To see how values in medicine are shifting, let’s start with this example: Cardiovascular disease is currently the top killer in Mississippi, accounting for 41 percent of all deaths. That’s the highest mortality rate by cardiovascular disease in the nation. The problem is front and center for clinicians and leaders at the University of Mississippi Medical Center. Roughly one out of every 10 patients suffered a heart attack within 12 months of being discharged from the hospital.

A case study

Startled by that data, clinical and information technology leaders at UMMC in 2014 launched an initiative to better predict which patients are at risk of a heart attack and to find effective interventions. The data analytics project allowed UMMC to comb through its entire patient population and identify the 1.5 percent of patients most at risk of a heart attack over a 12-month period. From that subset, UMMC was able to predict 75 to 100 patients who would actually suffer a heart attack.

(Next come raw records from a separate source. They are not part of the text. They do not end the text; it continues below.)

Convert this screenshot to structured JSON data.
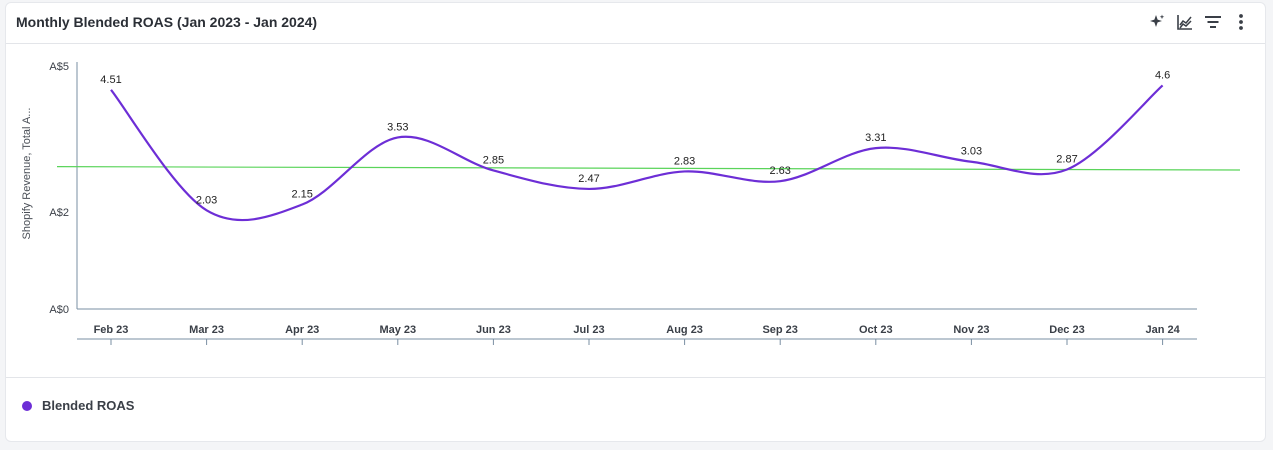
{
  "header": {
    "title": "Monthly Blended ROAS (Jan 2023 - Jan 2024)",
    "tools": [
      {
        "name": "sparkle-icon"
      },
      {
        "name": "chart-type-icon"
      },
      {
        "name": "filter-lines-icon"
      },
      {
        "name": "more-vertical-icon"
      }
    ]
  },
  "colors": {
    "series": "#6d2ed6",
    "reference": "#5ad45a",
    "axis": "#7a8fa3"
  },
  "chart_data": {
    "type": "line",
    "title": "Monthly Blended ROAS (Jan 2023 - Jan 2024)",
    "ylabel": "Shopify Revenue, Total A...",
    "xlabel": "",
    "ylim": [
      0,
      5
    ],
    "yticks": [
      {
        "value": 0,
        "label": "A$0"
      },
      {
        "value": 2,
        "label": "A$2"
      },
      {
        "value": 5,
        "label": "A$5"
      }
    ],
    "categories": [
      "Feb 23",
      "Mar 23",
      "Apr 23",
      "May 23",
      "Jun 23",
      "Jul 23",
      "Aug 23",
      "Sep 23",
      "Oct 23",
      "Nov 23",
      "Dec 23",
      "Jan 24"
    ],
    "series": [
      {
        "name": "Blended ROAS",
        "values": [
          4.51,
          2.03,
          2.15,
          3.53,
          2.85,
          2.47,
          2.83,
          2.63,
          3.31,
          3.03,
          2.87,
          4.6
        ],
        "labels": [
          "4.51",
          "2.03",
          "2.15",
          "3.53",
          "2.85",
          "2.47",
          "2.83",
          "2.63",
          "3.31",
          "3.03",
          "2.87",
          "4.6"
        ]
      }
    ],
    "reference_line": {
      "start": 2.93,
      "end": 2.86
    },
    "legend": "bottom-left",
    "grid": false
  }
}
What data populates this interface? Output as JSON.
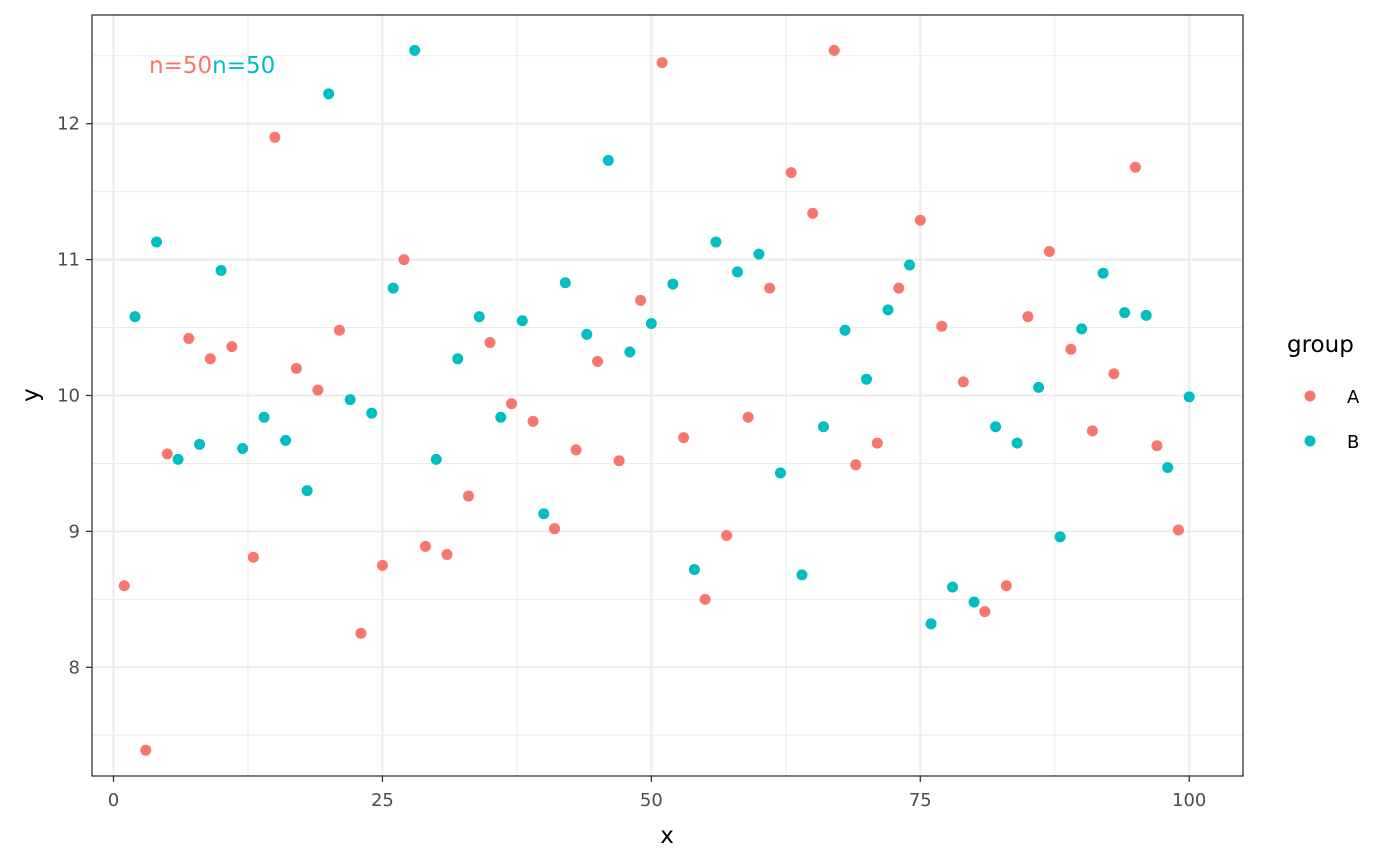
{
  "chart_data": {
    "type": "scatter",
    "title": "",
    "xlabel": "x",
    "ylabel": "y",
    "xlim": [
      -2,
      105
    ],
    "ylim": [
      7.2,
      12.8
    ],
    "x_ticks": [
      0,
      25,
      50,
      75,
      100
    ],
    "y_ticks": [
      8,
      9,
      10,
      11,
      12
    ],
    "x_tick_labels": [
      "0",
      "25",
      "50",
      "75",
      "100"
    ],
    "y_tick_labels": [
      "8",
      "9",
      "10",
      "11",
      "12"
    ],
    "grid": true,
    "legend": {
      "title": "group",
      "placement": "right",
      "entries": [
        "A",
        "B"
      ]
    },
    "annotations": [
      {
        "text": "n=50",
        "series": "A"
      },
      {
        "text": "n=50",
        "series": "B"
      }
    ],
    "series": [
      {
        "name": "A",
        "color": "#F8766D",
        "x": [
          1,
          3,
          5,
          7,
          9,
          11,
          13,
          15,
          17,
          19,
          21,
          23,
          25,
          27,
          29,
          31,
          33,
          35,
          37,
          39,
          41,
          43,
          45,
          47,
          49,
          51,
          53,
          55,
          57,
          59,
          61,
          63,
          65,
          67,
          69,
          71,
          73,
          75,
          77,
          79,
          81,
          83,
          85,
          87,
          89,
          91,
          93,
          95,
          97,
          99
        ],
        "y": [
          8.6,
          7.39,
          9.57,
          10.42,
          10.27,
          10.36,
          8.81,
          11.9,
          10.2,
          10.04,
          10.48,
          8.25,
          8.75,
          11.0,
          8.89,
          8.83,
          9.26,
          10.39,
          9.94,
          9.81,
          9.02,
          9.6,
          10.25,
          9.52,
          10.7,
          12.45,
          9.69,
          8.5,
          8.97,
          9.84,
          10.79,
          11.64,
          11.34,
          12.54,
          9.49,
          9.65,
          10.79,
          11.29,
          10.51,
          10.1,
          8.41,
          8.6,
          10.58,
          11.06,
          10.34,
          9.74,
          10.16,
          11.68,
          9.63,
          9.01
        ]
      },
      {
        "name": "B",
        "color": "#00BFC4",
        "x": [
          2,
          4,
          6,
          8,
          10,
          12,
          14,
          16,
          18,
          20,
          22,
          24,
          26,
          28,
          30,
          32,
          34,
          36,
          38,
          40,
          42,
          44,
          46,
          48,
          50,
          52,
          54,
          56,
          58,
          60,
          62,
          64,
          66,
          68,
          70,
          72,
          74,
          76,
          78,
          80,
          82,
          84,
          86,
          88,
          90,
          92,
          94,
          96,
          98,
          100
        ],
        "y": [
          10.58,
          11.13,
          9.53,
          9.64,
          10.92,
          9.61,
          9.84,
          9.67,
          9.3,
          12.22,
          9.97,
          9.87,
          10.79,
          12.54,
          9.53,
          10.27,
          10.58,
          9.84,
          10.55,
          9.13,
          10.83,
          10.45,
          11.73,
          10.32,
          10.53,
          10.82,
          8.72,
          11.13,
          10.91,
          11.04,
          9.43,
          8.68,
          9.77,
          10.48,
          10.12,
          10.63,
          10.96,
          8.32,
          8.59,
          8.48,
          9.77,
          9.65,
          10.06,
          8.96,
          10.49,
          10.9,
          10.61,
          10.59,
          9.47,
          9.99
        ]
      }
    ]
  }
}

Clinicians can now monitor those patients, act on interventions and improve care across a patient population.

A changing field

Health care is in midst of its biggest transformation since Medicare and Medicaid came onto the scene in the 1960s. The traditional volume-based model — hospitals and doctors getting paid virtually every time patients walk through the door — is being replaced by one that reimburses for outcomes and improved care across the continuum. A key goal is to keep patients healthy and out of the hospital, and population health management is a central part of that effort.

“A key goal is to keep patients healthy and out of the hospital, and population health management is a central part of that effort.”

The concept is not necessarily new, but it has become more widespread as payers and providers look for ways to improve patient care from one setting to another, and to reduce costs. It’s a pretty basic principle: aggregate data from across multiple information technology systems, crunch the numbers, locate trends and then begin to monitor and identify individual patients within a group for targeted interventions.

As with UMMC, population health management can target a specific disease. Or, it can be used to identify a broader set of needs. Leaders at Methodist Le Bonheur Healthcare, Memphis, Tenn., several years ago were able to locate the most medically underserved areas by zip code in their region. Patients in these communities were the most frequent emergency department users and suffered from multiple chronic and mental health conditions. The hospital partnered with local clergy to improve access to care and health for this population. In 2014, Methodist Le Bonheur Healthcare created a patient navigator program to promote wellness and reduce emergency department utilization.

Future challenges

However, shifting to new ways of delivering care is a challenge and hospitals and health systems are in the early stages of this transformation. Nearly 75 percent of hospital leaders in a July 2016 KLAS Research survey on population health said that they were still in the learning phase. Population health requires sophisticated tools, including data analytics and the ability to exchange information across the continuum. Yet 24 percent of respondents cited a gap in data analytics as a key technology barrier; 12 percent said that the lack of interoperability — the ability of one organization’s IT system to share information with that of another — was an inhibitor.

The ability to manage population health focusing care on those most in need and keeping patients from returning to the hospital — or even having to go in the first place — is a revolutionary change in the nation’s health care system. We must continue to work with health IT leaders and technology firms across the industry in an effort to accelerate the adoption of solutions that can improve information sharing and patient care. Only as technology systems become more sophisticated and data more readily available will clinicians and patients become equipped to deliver the big population-based results our communities expect and need.